Understanding IAS 29 per
PricewaterhouseCoopers: Correction 2: Inflation has no effect on the real value of
non-monetary items
‘Financial statements unadjusted
for inflation in most countries are prepared on the basis of historical
cost without regard to changes in the general level of prices.’ P3
PricewaterhouseCoopers
Understanding IAS 29 2006 p3
This should be changed to:
Financial
statements with (a) net monetary losses and gains (resulting
from inflation – hyperinflation - and deflation) not accounted and (b) constant
real value non-monetary items measured in nominal monetary units implementing
the very destructive stable measuring unit assumption in most countries are prepared on the basis of historical cost without
regard to (i) changes in the general level of prices and without regard to (ii)
the fact that constant real value non-monetary items are measured in nominal monetary
units during inflation (hyperinflation) and deflation.
Inflation only affects the real value of monetary
items. Inflation has no effect on the real value of non-monetary items. It is
thus misleading and incorrect to state that financial
statements are unadjusted for inflation. Financial statements are never ‘adjusted for inflation’ since monetary
items are not ‘adjusted for inflation.’
The net monetary loss or gain in monetary items is calculated and accounted
under IAS 29, i.e., under capital maintenance in units of constant purchasing
power.
Constant real value non-monetary items cannot be ‘adjusted for inflation’ because
inflation has no effect on the real value of non-monetary items.
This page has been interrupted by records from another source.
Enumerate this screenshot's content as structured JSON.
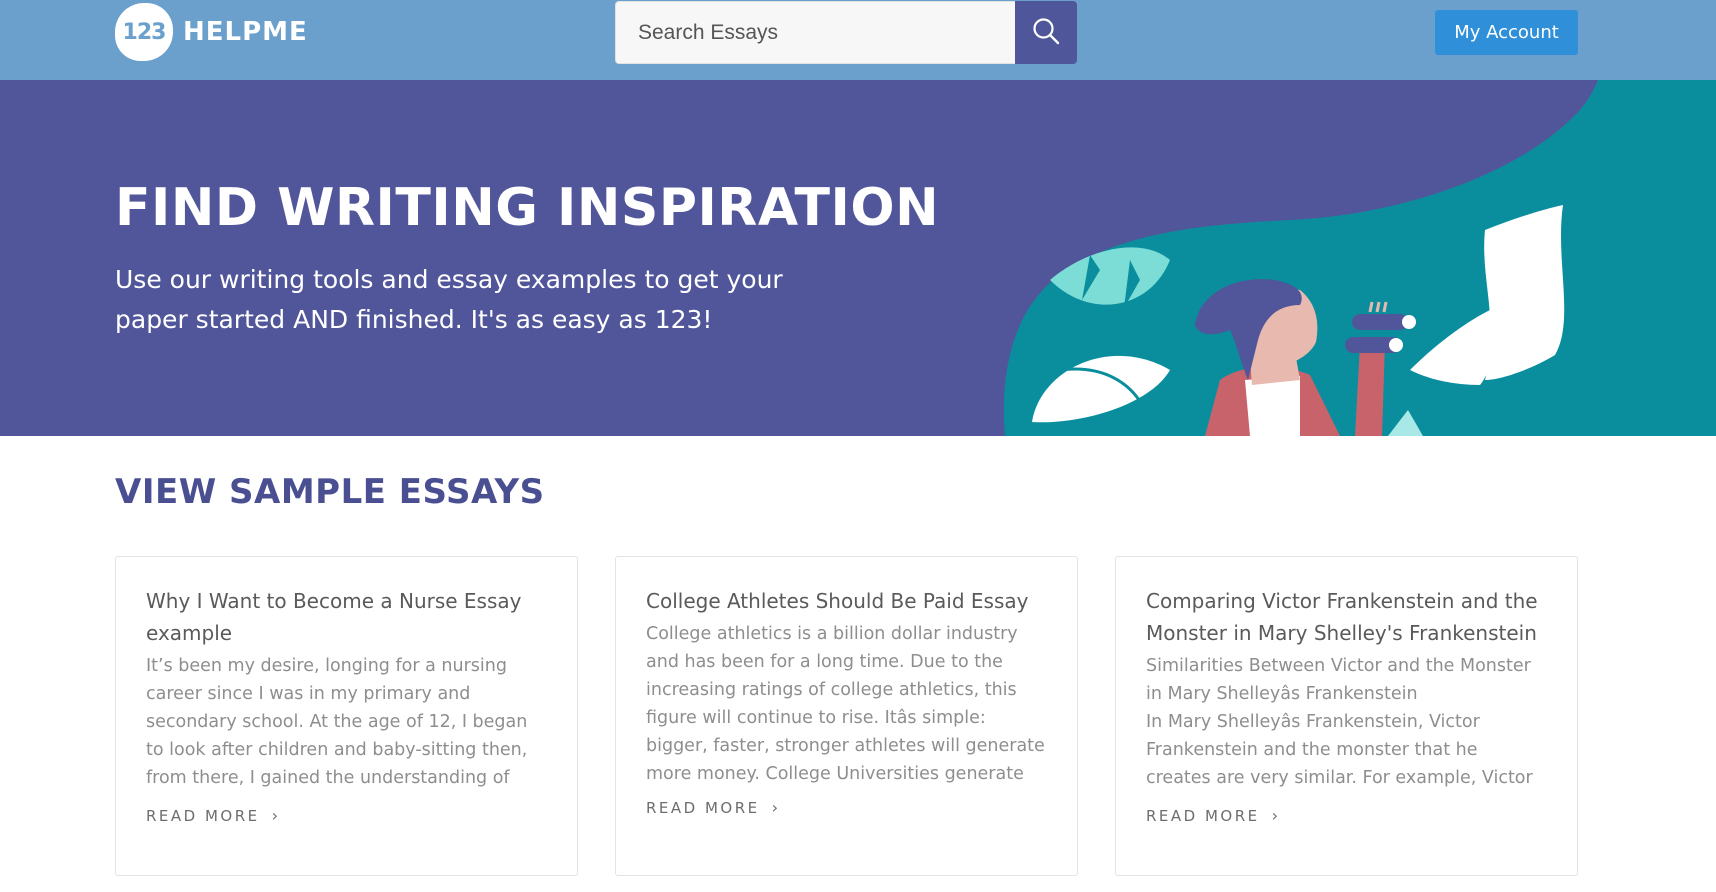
{
  "header": {
    "logo_badge": "123",
    "logo_text": "HELPME",
    "search_placeholder": "Search Essays",
    "search_icon": "search-icon",
    "account_label": "My Account"
  },
  "hero": {
    "title": "FIND WRITING INSPIRATION",
    "subtitle": "Use our writing tools and essay examples to get your paper started AND finished. It's as easy as 123!"
  },
  "section": {
    "title": "VIEW SAMPLE ESSAYS"
  },
  "cards": [
    {
      "title": "Why I Want to Become a Nurse Essay example",
      "excerpt": "It’s been my desire, longing for a nursing career since I was in my primary and secondary school. At the age of 12, I began to look after children and baby-sitting then, from there, I gained the understanding of how to deal with children...",
      "link": "READ MORE"
    },
    {
      "title": "College Athletes Should Be Paid Essay",
      "excerpt": "College athletics is a billion dollar industry and has been for a long time. Due to the increasing ratings of college athletics, this figure will continue to rise. Itâs simple: bigger, faster, stronger athletes will generate more money. College Universities generate so much revenue...",
      "link": "READ MORE"
    },
    {
      "title": "Comparing Victor Frankenstein and the Monster in Mary Shelley's Frankenstein",
      "excerpt": "Similarities Between Victor and the Monster in Mary Shelleyâs Frankenstein\nIn Mary Shelleyâs Frankenstein, Victor Frankenstein and the monster that he creates are very similar. For example, Victor creates...",
      "link": "READ MORE"
    }
  ],
  "colors": {
    "header_bg": "#6b9fcc",
    "hero_bg": "#51569a",
    "teal": "#0a8e9e",
    "accent_button": "#2f8fd8",
    "section_title": "#4a4f92"
  }
}
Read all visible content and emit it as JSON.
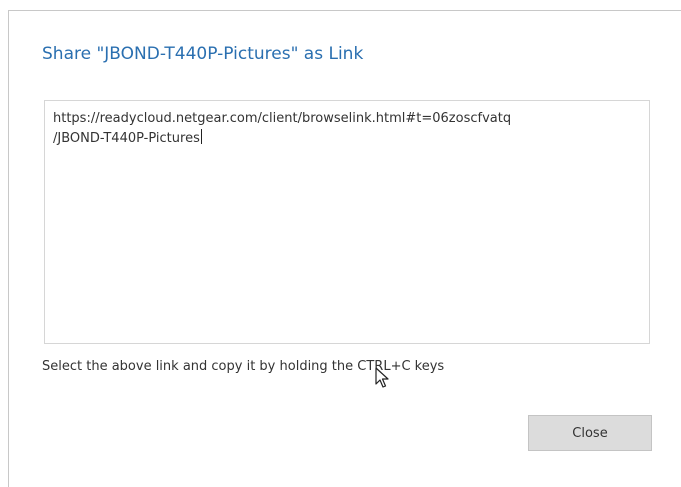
{
  "dialog": {
    "title": "Share \"JBOND-T440P-Pictures\" as Link",
    "link_line1": "https://readycloud.netgear.com/client/browselink.html#t=06zoscfvatq",
    "link_line2": "/JBOND-T440P-Pictures",
    "hint": "Select the above link and copy it by holding the CTRL+C keys",
    "close_label": "Close"
  },
  "colors": {
    "title": "#2a6fb0",
    "button_bg": "#dcdcdc",
    "border": "#d6d6d6"
  },
  "icons": {
    "cursor": "mouse-pointer-icon"
  }
}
Constant real
value non-monetary items are measured in units of constant purchasing power in
terms of the monthly published CPI in terms of IAS 29.
Financial statements are not ‘adjusted for inflation’ under IAS 29. (a) The net monetary loss or
gain as a result of hyperinflation in only monetary items is calculated and
accounted under IAS 29 and (b) constant real value non-monetary items are
measured in units of constant purchasing power in terms of the monthly
published CPI in terms of IAS 29.
IAS 29 is thus based on capital maintenance in units
of constant purchasing power principles. However, implementing IAS 29 in terms
of the monthly published CPI does not result in the maintenance of the constant
purchasing power of capital during hyperinflation, specifically with respect to
the current year´s profit (eventually retained income, i.e., part of capital).
A part of current year profits is eroded (destroyed) as a result of the
implementation of the monthly CPI (one single price-level change per month)
when the price level changes at least 28 to 31 times per month or even more
often (sometimes twice a day) generally at above 3000 per cent inflation per
annum.
IAS 29 can also have absolutely no positive effect in
a hyperinflationary economy. That is what happened in Zimbabwe where IAS 29 was
implemented during the last 8 years of hyperinflation. The Zimbabwe economy
imploded on 20 November 2008 with full implementation of IAS 29.